At the finish line, Zbyszko used steel from a turnbuckle he had taken apart to try and hit Sting, but Sting ducked and Zbyszko caught teammate Eaton’s arm. This allowed Sting to apply an armlock, forcing a submission and awarding victory to Sting’s squadron.

Zbyszko’s mistake marked the end of his journey as part of the Dangerous Alliance, a stable that did not remain untouched for long after this event.

Fall Brawl ’94: Dustin & Dusty Rhodes/Nasty Boys vs. Arn Anderson/Bunkhouse Buck/Robert Parker/Terry Funk

Unfortunately, once the concept of “War Games” became a WCW Fall Brawl tradition in the mid to late 90s, the quality of the matches began to decline.
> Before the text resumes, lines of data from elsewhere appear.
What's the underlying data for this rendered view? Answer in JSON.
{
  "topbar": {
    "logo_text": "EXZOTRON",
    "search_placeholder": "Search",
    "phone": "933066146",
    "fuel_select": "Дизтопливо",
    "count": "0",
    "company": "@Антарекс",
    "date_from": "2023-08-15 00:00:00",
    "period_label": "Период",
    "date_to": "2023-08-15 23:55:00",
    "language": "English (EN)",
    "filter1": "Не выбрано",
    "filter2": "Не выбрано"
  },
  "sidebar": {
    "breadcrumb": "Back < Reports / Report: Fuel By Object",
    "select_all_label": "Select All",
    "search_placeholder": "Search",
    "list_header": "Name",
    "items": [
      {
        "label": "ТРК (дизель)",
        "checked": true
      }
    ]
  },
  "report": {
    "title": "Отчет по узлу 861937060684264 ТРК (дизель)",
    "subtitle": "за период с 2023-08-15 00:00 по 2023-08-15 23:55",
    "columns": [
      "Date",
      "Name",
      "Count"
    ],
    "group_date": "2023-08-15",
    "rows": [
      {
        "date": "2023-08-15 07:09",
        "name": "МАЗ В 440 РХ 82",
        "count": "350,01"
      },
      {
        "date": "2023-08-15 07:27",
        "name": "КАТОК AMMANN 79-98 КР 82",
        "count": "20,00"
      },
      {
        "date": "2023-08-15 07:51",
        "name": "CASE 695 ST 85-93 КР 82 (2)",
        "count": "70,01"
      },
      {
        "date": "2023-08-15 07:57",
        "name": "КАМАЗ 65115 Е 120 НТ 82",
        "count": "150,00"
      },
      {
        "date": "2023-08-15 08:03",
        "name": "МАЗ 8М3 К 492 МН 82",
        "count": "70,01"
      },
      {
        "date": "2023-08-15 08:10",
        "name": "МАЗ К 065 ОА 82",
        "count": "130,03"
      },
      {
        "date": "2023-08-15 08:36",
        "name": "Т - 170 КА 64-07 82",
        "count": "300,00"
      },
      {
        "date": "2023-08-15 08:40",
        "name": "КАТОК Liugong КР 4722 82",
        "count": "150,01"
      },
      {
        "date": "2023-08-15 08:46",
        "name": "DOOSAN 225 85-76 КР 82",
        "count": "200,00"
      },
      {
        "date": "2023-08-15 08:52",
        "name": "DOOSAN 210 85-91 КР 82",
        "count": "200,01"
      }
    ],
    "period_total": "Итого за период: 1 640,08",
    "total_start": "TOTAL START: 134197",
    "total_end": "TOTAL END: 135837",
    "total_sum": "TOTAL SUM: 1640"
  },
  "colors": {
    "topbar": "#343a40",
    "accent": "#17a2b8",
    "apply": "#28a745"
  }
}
Variants of the nWo began to take over and the programs became less attractive.

The only exception came a couple of years before the birth of the nWo at Fall Brawl ’94, when Dusty and Dustin Rhodes teamed up with the Nasty Boys to take on the foursome of Anderson, Buck, Colonel Parker and hardcore icon Funk herself.

The match was built on the unexpected inclusion of Parker (manager) in the fight after the executive board eliminated one of the original team members, Maine.

This wild card, combined with Anderson’s recent betrayal of Dustin Rhodes, created an exciting atmosphere and the match went well.

The clash included an entertaining kick-off in which Dustin and Anderson, two outstanding players, played for five minutes, as well as all the expected pandemonium that comes with War Games.

The match ended when Dusty Rhodes, the last member of the match, cleaned the house and applied a four-leg lock to Parker while the Nasty Boys constantly dropped their elbows on him. Officials called for a call, and Rhodes’ reunion was a success.